Paul Schmidt and Lilian Aly have nothing to disclose.
Dorothea Buck has received compensation for activities with Bayer HealthCare, BiogenIdec, MerckSerono, and Novartis. She is supported by the Abirisk Consortium.
Achim Berthele reports grants from Bayer Healthcare, personal fees from Biogen, Merck Serono, Teva, Novartis, and Genzyme, and compensations for clinical trials from Biogen, Novartis, Genzyme, Roche, and Alexion Pharmaceuticals - outside the submitted work.
Mark Muehlau has received research support from Germany ministry for research and education, German Research Foundation, Hertie-Foundation, Merck-Serono, and Novartis.

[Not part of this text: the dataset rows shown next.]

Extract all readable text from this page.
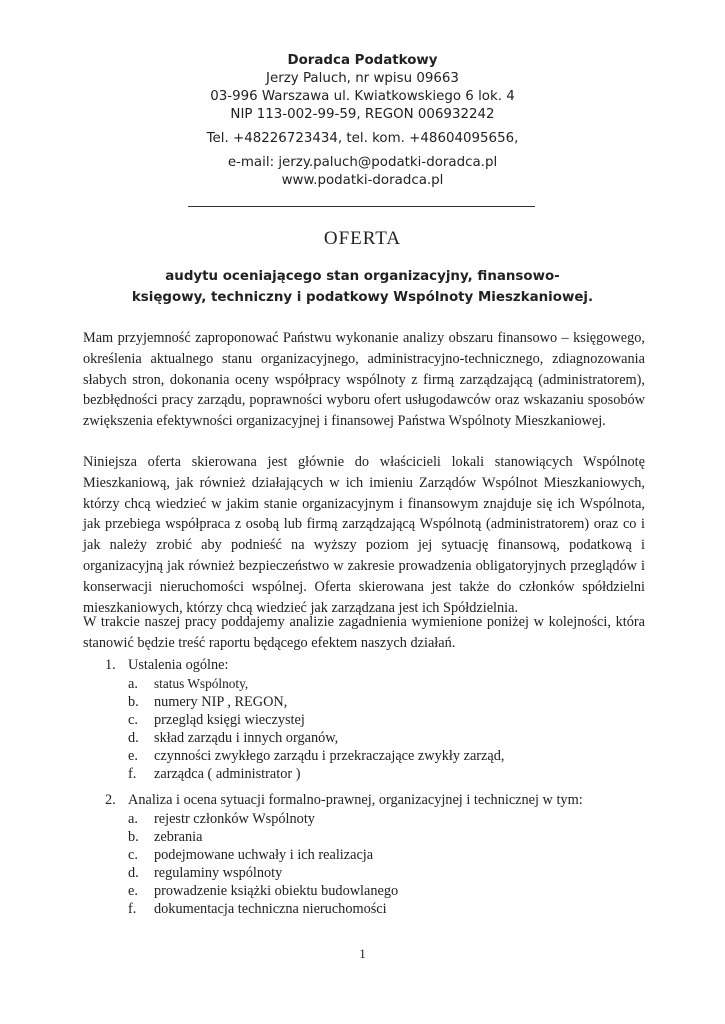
Doradca Podatkowy
Jerzy Paluch, nr wpisu 09663
03-996 Warszawa ul. Kwiatkowskiego 6 lok. 4
NIP 113-002-99-59, REGON 006932242
Tel. +48226723434, tel. kom. +48604095656,
e-mail: jerzy.paluch@podatki-doradca.pl
www.podatki-doradca.pl
OFERTA
audytu oceniającego stan organizacyjny, finansowo-
księgowy, techniczny i podatkowy Wspólnoty Mieszkaniowej.

Mam przyjemność zaproponować Państwu wykonanie analizy obszaru finansowo – księgowego, określenia aktualnego stanu organizacyjnego, administracyjno-technicznego, zdiagnozowania słabych stron, dokonania oceny współpracy wspólnoty z firmą zarządzającą (administratorem), bezbłędności pracy zarządu, poprawności wyboru ofert usługodawców oraz wskazaniu sposobów zwiększenia efektywności organizacyjnej i finansowej Państwa Wspólnoty Mieszkaniowej.

Niniejsza oferta skierowana jest głównie do właścicieli lokali stanowiących Wspólnotę Mieszkaniową, jak również działających w ich imieniu Zarządów Wspólnot Mieszkaniowych, którzy chcą wiedzieć w jakim stanie organizacyjnym i finansowym znajduje się ich Wspólnota, jak przebiega współpraca z osobą lub firmą zarządzającą Wspólnotą (administratorem) oraz co i jak należy zrobić aby podnieść na wyższy poziom jej sytuację finansową, podatkową i organizacyjną jak również bezpieczeństwo w zakresie prowadzenia obligatoryjnych przeglądów i konserwacji nieruchomości wspólnej. Oferta skierowana jest także do członków spółdzielni mieszkaniowych, którzy chcą wiedzieć jak zarządzana jest ich Spółdzielnia.

W trakcie naszej pracy poddajemy analizie zagadnienia wymienione poniżej w kolejności, która stanowić będzie treść raportu będącego efektem naszych działań.

1. Ustalenia ogólne:
a. status Wspólnoty,
b. numery NIP , REGON,
c. przegląd księgi wieczystej
d. skład zarządu i innych organów,
e. czynności zwykłego zarządu i przekraczające zwykły zarząd,
f. zarządca ( administrator )
2. Analiza i ocena sytuacji formalno-prawnej, organizacyjnej i technicznej w tym:
a. rejestr członków Wspólnoty
b. zebrania
c. podejmowane uchwały i ich realizacja
d. regulaminy wspólnoty
e. prowadzenie książki obiektu budowlanego
f. dokumentacja techniczna nieruchomości
1
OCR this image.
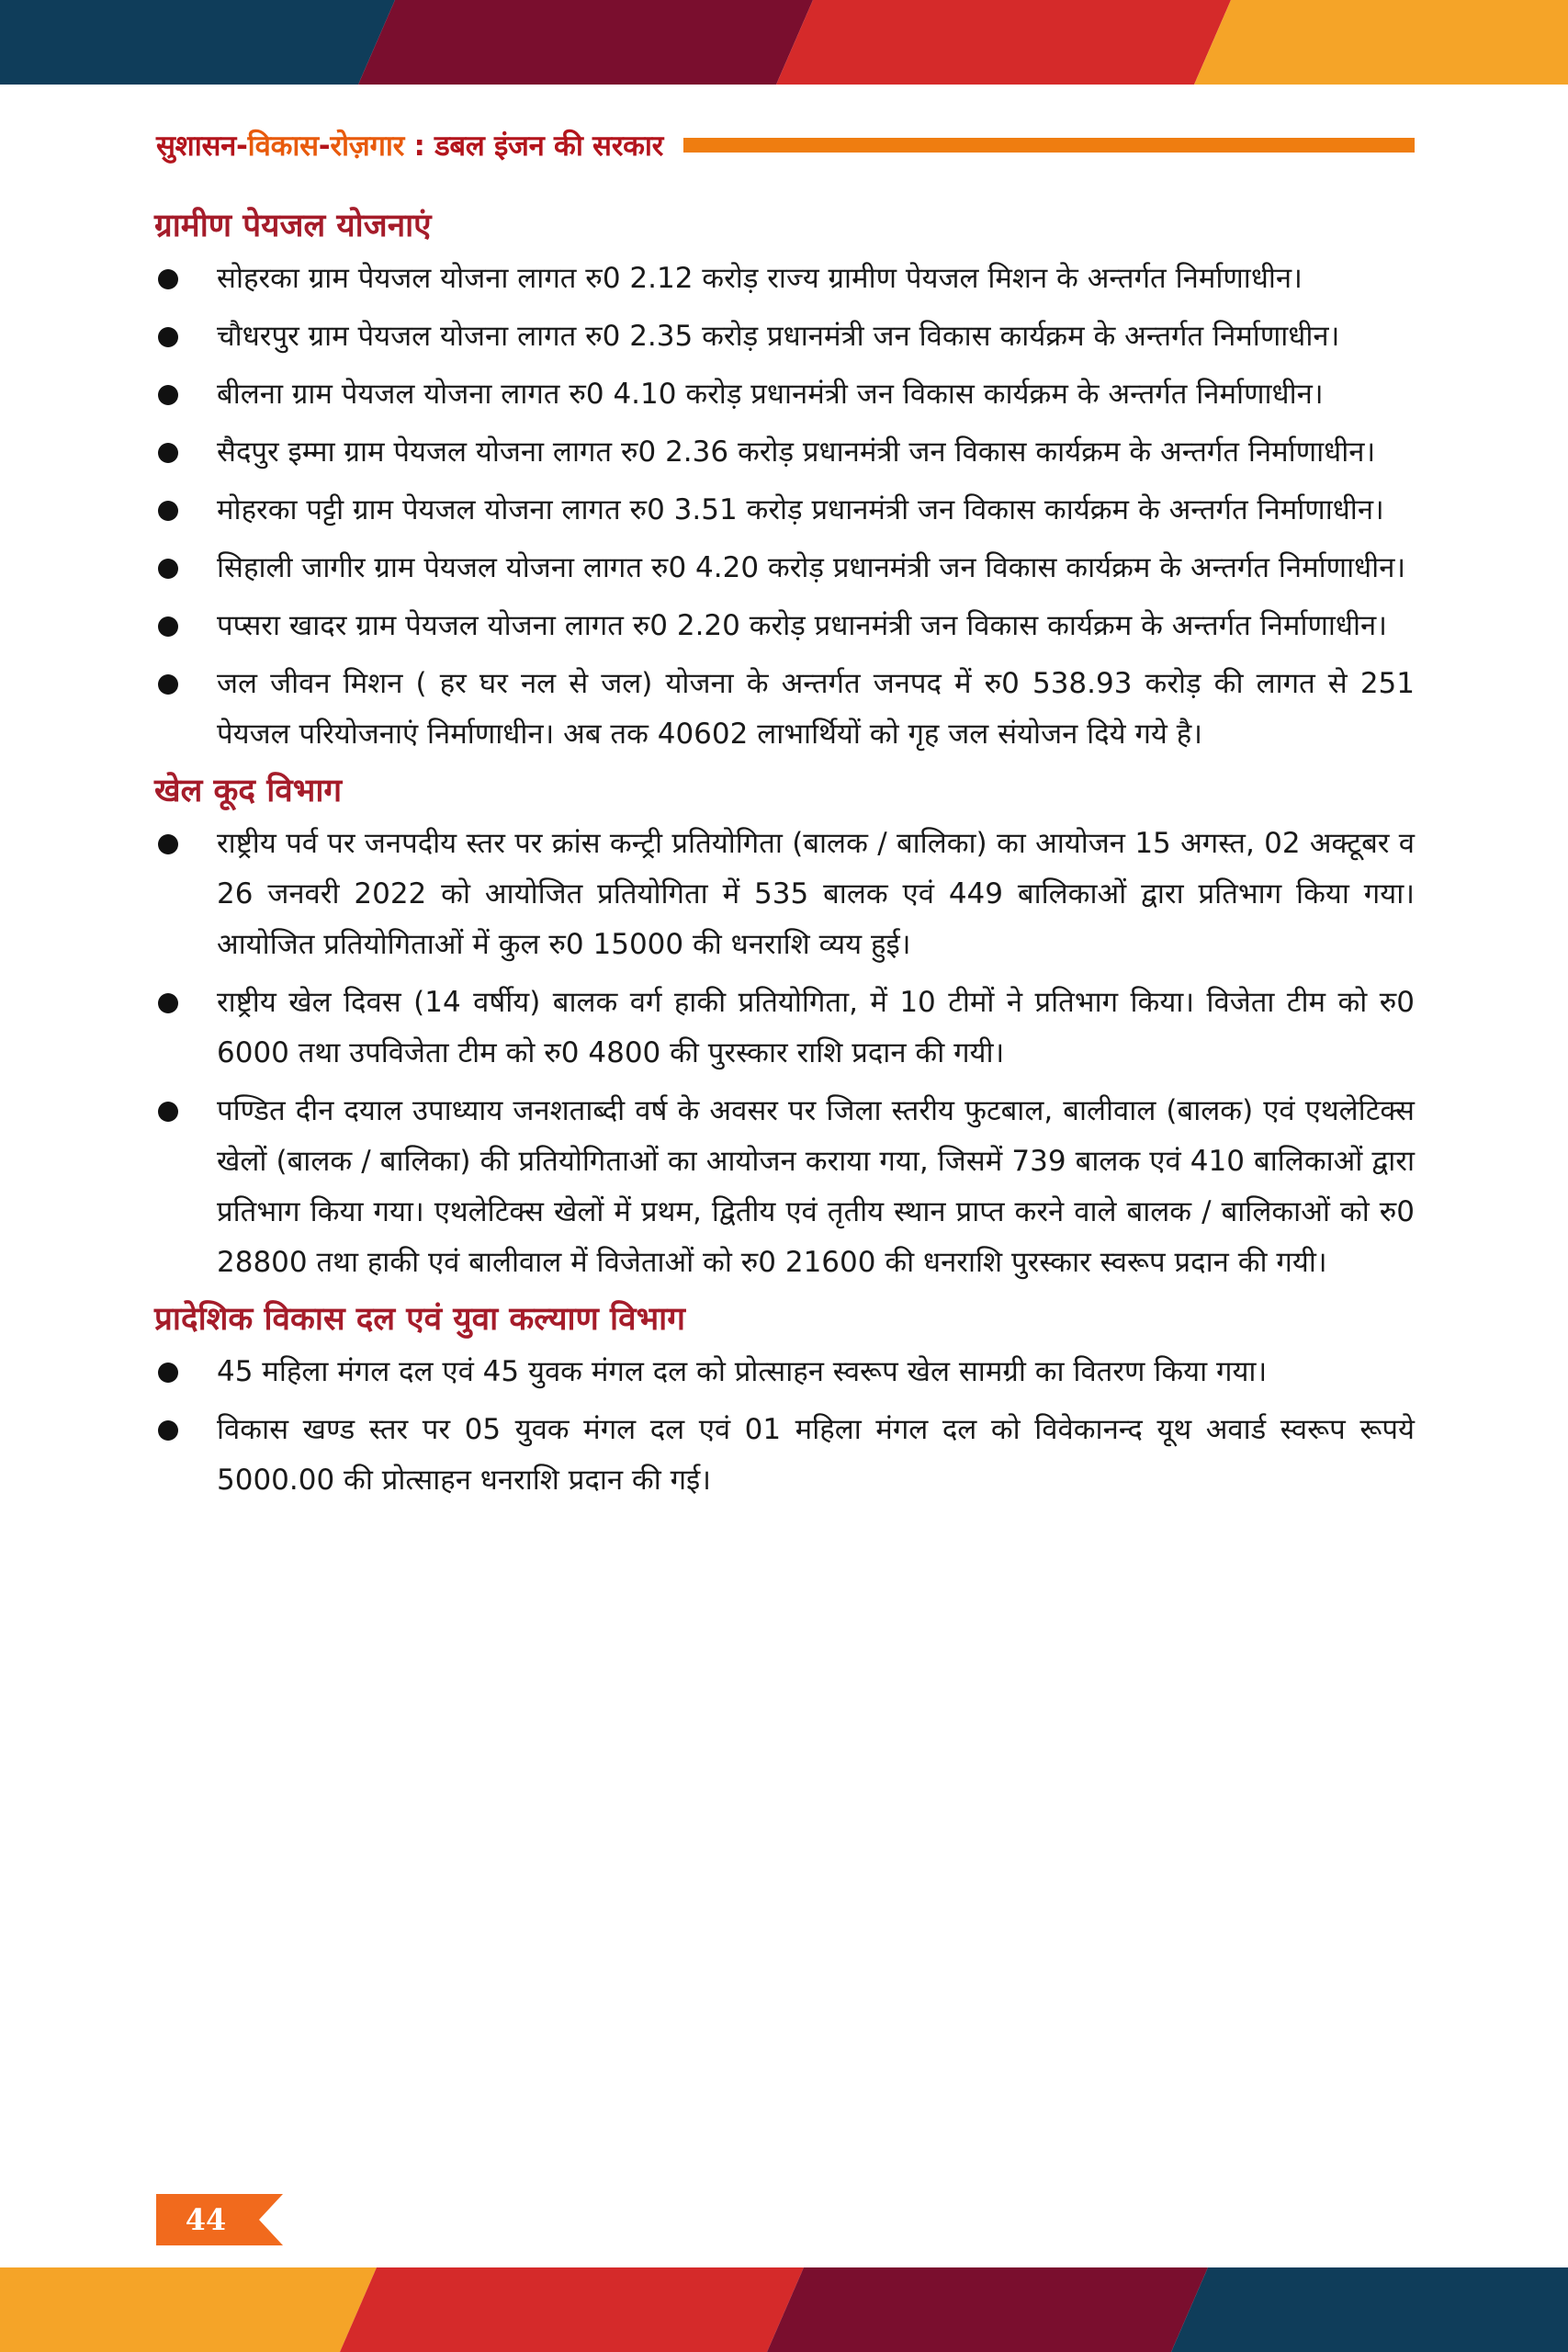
सुशासन-विकास-रोज़गार : डबल इंजन की सरकार
ग्रामीण पेयजल योजनाएं
सोहरका ग्राम पेयजल योजना लागत रु0 2.12 करोड़ राज्य ग्रामीण पेयजल मिशन के अन्तर्गत निर्माणाधीन।
चौधरपुर ग्राम पेयजल योजना लागत रु0 2.35 करोड़ प्रधानमंत्री जन विकास कार्यक्रम के अन्तर्गत निर्माणाधीन।
बीलना ग्राम पेयजल योजना लागत रु0 4.10 करोड़ प्रधानमंत्री जन विकास कार्यक्रम के अन्तर्गत निर्माणाधीन।
सैदपुर इम्मा ग्राम पेयजल योजना लागत रु0 2.36 करोड़ प्रधानमंत्री जन विकास कार्यक्रम के अन्तर्गत निर्माणाधीन।
मोहरका पट्टी ग्राम पेयजल योजना लागत रु0 3.51 करोड़ प्रधानमंत्री जन विकास कार्यक्रम के अन्तर्गत निर्माणाधीन।
सिहाली जागीर ग्राम पेयजल योजना लागत रु0 4.20 करोड़ प्रधानमंत्री जन विकास कार्यक्रम के अन्तर्गत निर्माणाधीन।
पप्सरा खादर ग्राम पेयजल योजना लागत रु0 2.20 करोड़ प्रधानमंत्री जन विकास कार्यक्रम के अन्तर्गत निर्माणाधीन।
जल जीवन मिशन ( हर घर नल से जल) योजना के अन्तर्गत जनपद में रु0 538.93 करोड़ की लागत से 251 पेयजल परियोजनाएं निर्माणाधीन। अब तक 40602 लाभार्थियों को गृह जल संयोजन दिये गये है।
खेल कूद विभाग
राष्ट्रीय पर्व पर जनपदीय स्तर पर क्रांस कन्ट्री प्रतियोगिता (बालक / बालिका) का आयोजन 15 अगस्त, 02 अक्टूबर व 26 जनवरी 2022 को आयोजित प्रतियोगिता में 535 बालक एवं 449 बालिकाओं द्वारा प्रतिभाग किया गया। आयोजित प्रतियोगिताओं में कुल रु0 15000 की धनराशि व्यय हुई।
राष्ट्रीय खेल दिवस (14 वर्षीय) बालक वर्ग हाकी प्रतियोगिता, में 10 टीमों ने प्रतिभाग किया। विजेता टीम को रु0 6000 तथा उपविजेता टीम को रु0 4800 की पुरस्कार राशि प्रदान की गयी।
पण्डित दीन दयाल उपाध्याय जनशताब्दी वर्ष के अवसर पर जिला स्तरीय फुटबाल, बालीवाल (बालक) एवं एथलेटिक्स खेलों (बालक / बालिका) की प्रतियोगिताओं का आयोजन कराया गया, जिसमें 739 बालक एवं 410 बालिकाओं द्वारा प्रतिभाग किया गया। एथलेटिक्स खेलों में प्रथम, द्वितीय एवं तृतीय स्थान प्राप्त करने वाले बालक / बालिकाओं को रु0 28800 तथा हाकी एवं बालीवाल में विजेताओं को रु0 21600 की धनराशि पुरस्कार स्वरूप प्रदान की गयी।
प्रादेशिक विकास दल एवं युवा कल्याण विभाग
45 महिला मंगल दल एवं 45 युवक मंगल दल को प्रोत्साहन स्वरूप खेल सामग्री का वितरण किया गया।
विकास खण्ड स्तर पर 05 युवक मंगल दल एवं 01 महिला मंगल दल को विवेकानन्द यूथ अवार्ड स्वरूप रूपये 5000.00 की प्रोत्साहन धनराशि प्रदान की गई।
44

Bernhard Hemmer has served on scientific advisory boards for Roche, Novartis, Bayer Schering, Merck Serono, Biogen Idec, GSK, Chugai Pharmaceuticals, Micromet, and Genzyme Corporation; he has received speaker honoraria from Bayer Schering, Novartis, Biogen Idec, Merck Serono, Roche, and Teva Pharmaceutical Industries Ltd.; he has received research support from Biogen Idec, Bayer Schering, Merck Serono, Five prime, Metanomics, Chugai Pharmaceuticals, Roche and Novartis
Thomas Korn is supported by the Deutsche Forschungsgemeinschaft DFG (SFB 1054 and TR 128) and by the European Research Council ERC.